WENDELL HUSSEY | Cadet | CONTACT
The under-fire Prime Minister of the country who has spent the last two weeks urging everyone to just calm down a little bit about these fires ripping through the nation has today announced an exciting new policy initiative.
After spending the day watching the cricket and sporadically yelling ‘Niceeeee Garrrrrry’ to his staffers, the Prime Minister exclusively informed The Advocate that he’s finally figured out how to make this unmarketable problem go away.
“Land clearing,” said the excited Eastern Suburbs boy.

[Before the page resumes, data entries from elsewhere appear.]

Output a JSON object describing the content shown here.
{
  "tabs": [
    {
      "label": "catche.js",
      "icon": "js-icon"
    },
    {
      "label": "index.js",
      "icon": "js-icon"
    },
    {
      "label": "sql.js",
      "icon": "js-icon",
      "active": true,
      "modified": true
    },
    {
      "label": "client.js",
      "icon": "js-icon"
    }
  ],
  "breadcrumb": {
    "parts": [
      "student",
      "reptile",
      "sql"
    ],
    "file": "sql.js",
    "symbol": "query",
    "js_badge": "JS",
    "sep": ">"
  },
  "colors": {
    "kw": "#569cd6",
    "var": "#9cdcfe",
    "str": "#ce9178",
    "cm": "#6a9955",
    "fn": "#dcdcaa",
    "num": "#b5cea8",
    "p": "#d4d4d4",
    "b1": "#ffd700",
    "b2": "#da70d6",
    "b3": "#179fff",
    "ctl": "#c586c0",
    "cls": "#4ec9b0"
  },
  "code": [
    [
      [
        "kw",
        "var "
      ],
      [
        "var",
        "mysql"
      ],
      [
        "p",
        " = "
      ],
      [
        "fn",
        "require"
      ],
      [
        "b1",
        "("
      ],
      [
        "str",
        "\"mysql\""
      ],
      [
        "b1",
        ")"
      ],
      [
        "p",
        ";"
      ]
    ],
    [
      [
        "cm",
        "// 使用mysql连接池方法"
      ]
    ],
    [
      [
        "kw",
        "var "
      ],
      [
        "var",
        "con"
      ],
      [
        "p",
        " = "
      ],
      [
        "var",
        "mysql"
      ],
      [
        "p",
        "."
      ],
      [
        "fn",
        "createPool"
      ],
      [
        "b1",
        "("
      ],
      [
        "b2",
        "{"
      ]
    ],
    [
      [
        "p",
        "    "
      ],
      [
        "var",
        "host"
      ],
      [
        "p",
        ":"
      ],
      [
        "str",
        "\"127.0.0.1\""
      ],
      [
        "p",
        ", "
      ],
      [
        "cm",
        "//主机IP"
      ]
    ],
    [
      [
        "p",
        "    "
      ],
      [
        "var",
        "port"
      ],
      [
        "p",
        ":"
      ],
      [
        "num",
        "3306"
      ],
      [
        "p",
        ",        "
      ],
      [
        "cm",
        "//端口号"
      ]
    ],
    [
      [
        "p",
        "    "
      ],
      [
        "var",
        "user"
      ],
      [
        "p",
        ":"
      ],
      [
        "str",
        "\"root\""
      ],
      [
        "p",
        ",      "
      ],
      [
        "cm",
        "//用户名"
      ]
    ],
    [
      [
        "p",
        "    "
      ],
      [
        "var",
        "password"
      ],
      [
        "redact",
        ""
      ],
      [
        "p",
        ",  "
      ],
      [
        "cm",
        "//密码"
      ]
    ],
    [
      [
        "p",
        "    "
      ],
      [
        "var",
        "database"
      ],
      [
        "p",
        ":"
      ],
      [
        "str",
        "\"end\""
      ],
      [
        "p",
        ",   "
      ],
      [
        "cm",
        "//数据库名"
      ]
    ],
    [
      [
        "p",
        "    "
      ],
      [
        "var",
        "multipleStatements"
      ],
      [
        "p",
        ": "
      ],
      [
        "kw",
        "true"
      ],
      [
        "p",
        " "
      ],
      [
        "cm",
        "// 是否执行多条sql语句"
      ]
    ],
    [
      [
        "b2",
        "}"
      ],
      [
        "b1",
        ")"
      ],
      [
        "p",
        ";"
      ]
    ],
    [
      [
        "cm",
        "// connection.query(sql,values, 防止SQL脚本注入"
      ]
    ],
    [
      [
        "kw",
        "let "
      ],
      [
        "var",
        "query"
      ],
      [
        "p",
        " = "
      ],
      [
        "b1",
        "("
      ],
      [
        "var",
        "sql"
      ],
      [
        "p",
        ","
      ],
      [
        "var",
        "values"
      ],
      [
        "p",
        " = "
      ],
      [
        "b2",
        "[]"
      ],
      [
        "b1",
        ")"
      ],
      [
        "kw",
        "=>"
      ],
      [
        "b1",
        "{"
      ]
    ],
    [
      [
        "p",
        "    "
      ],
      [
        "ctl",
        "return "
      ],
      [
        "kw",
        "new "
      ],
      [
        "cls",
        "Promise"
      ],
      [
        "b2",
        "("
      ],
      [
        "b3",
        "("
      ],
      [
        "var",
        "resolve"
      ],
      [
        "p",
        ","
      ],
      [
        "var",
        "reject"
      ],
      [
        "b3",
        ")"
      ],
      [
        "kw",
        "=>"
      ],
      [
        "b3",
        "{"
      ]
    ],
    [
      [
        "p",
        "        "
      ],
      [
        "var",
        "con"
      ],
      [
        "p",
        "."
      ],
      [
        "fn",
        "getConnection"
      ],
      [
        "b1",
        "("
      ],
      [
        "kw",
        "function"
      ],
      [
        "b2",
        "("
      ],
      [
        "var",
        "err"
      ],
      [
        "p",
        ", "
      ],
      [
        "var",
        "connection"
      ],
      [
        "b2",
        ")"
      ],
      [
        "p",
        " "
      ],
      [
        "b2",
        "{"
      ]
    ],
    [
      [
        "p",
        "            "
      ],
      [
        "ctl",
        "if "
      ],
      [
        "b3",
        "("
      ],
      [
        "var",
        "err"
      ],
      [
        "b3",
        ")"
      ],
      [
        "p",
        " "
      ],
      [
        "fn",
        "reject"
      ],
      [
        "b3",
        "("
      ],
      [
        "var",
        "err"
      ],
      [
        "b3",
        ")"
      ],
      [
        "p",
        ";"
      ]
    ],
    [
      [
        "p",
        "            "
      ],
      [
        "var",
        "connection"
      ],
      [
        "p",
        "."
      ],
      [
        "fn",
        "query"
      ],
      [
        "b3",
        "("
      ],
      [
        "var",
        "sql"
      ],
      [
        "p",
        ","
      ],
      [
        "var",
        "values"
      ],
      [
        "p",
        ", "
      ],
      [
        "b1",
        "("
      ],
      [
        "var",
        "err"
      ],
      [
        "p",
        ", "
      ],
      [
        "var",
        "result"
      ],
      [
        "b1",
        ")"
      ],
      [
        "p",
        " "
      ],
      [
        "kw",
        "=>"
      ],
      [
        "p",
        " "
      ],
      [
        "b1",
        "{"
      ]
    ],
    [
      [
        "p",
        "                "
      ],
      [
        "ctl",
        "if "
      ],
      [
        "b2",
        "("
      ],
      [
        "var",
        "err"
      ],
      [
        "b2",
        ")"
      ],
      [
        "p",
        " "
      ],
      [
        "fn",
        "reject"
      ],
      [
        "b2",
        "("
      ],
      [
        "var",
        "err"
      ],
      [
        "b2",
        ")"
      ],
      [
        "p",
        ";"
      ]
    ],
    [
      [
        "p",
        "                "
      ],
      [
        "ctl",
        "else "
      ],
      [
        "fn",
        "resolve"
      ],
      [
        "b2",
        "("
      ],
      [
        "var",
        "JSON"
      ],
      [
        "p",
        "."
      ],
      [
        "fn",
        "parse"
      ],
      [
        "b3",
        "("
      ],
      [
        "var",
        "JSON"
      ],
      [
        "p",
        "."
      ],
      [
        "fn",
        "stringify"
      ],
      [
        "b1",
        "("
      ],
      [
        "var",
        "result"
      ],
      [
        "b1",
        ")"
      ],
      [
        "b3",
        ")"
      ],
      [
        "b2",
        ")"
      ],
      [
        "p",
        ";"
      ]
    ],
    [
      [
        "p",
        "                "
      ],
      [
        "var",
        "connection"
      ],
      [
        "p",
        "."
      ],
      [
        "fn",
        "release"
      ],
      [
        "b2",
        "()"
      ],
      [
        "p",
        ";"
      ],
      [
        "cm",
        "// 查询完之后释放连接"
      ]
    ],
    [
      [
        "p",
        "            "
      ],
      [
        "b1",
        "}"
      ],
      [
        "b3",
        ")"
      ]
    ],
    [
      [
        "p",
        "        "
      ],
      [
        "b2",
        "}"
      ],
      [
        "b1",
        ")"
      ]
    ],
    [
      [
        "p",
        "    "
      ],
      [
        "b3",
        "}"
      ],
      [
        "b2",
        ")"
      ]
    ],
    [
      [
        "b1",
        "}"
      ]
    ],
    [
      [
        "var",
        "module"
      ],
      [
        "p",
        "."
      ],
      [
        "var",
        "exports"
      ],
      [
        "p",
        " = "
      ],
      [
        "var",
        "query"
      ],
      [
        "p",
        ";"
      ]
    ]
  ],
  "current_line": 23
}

“Myself, Gladys (Berejiklian) and Annastacia (Palaszczuk) put our heads together and we figured out a cutting edge solution to the problem of bush fires, that aren’t exacerbated by Climate Change, which the jury is still out on how much of a thing that actually is,” explained Morrison.
“But anyway, what we are going to do, is getting rid of all the native vegetation laws and go through there with trucks, chainsaws, dozers and chains.”
“You can’t have devastating bushfires if you don’t have any bush can ya (sic)”
Morrison explained that the best part of the whole scheme is that the government wouldn’t even have to do any of the clearing.
“It’s a win-win. All we’d have to do is let the cowboys in like they did up until a couple of decades ago, they’ll clear the lot for us, and we won’t have to worry about funding emergency services.”
The plan was roundly endorsed by Berejiklian and Palaszczuk who said they’ve already started making plans in regards to selling any crown land.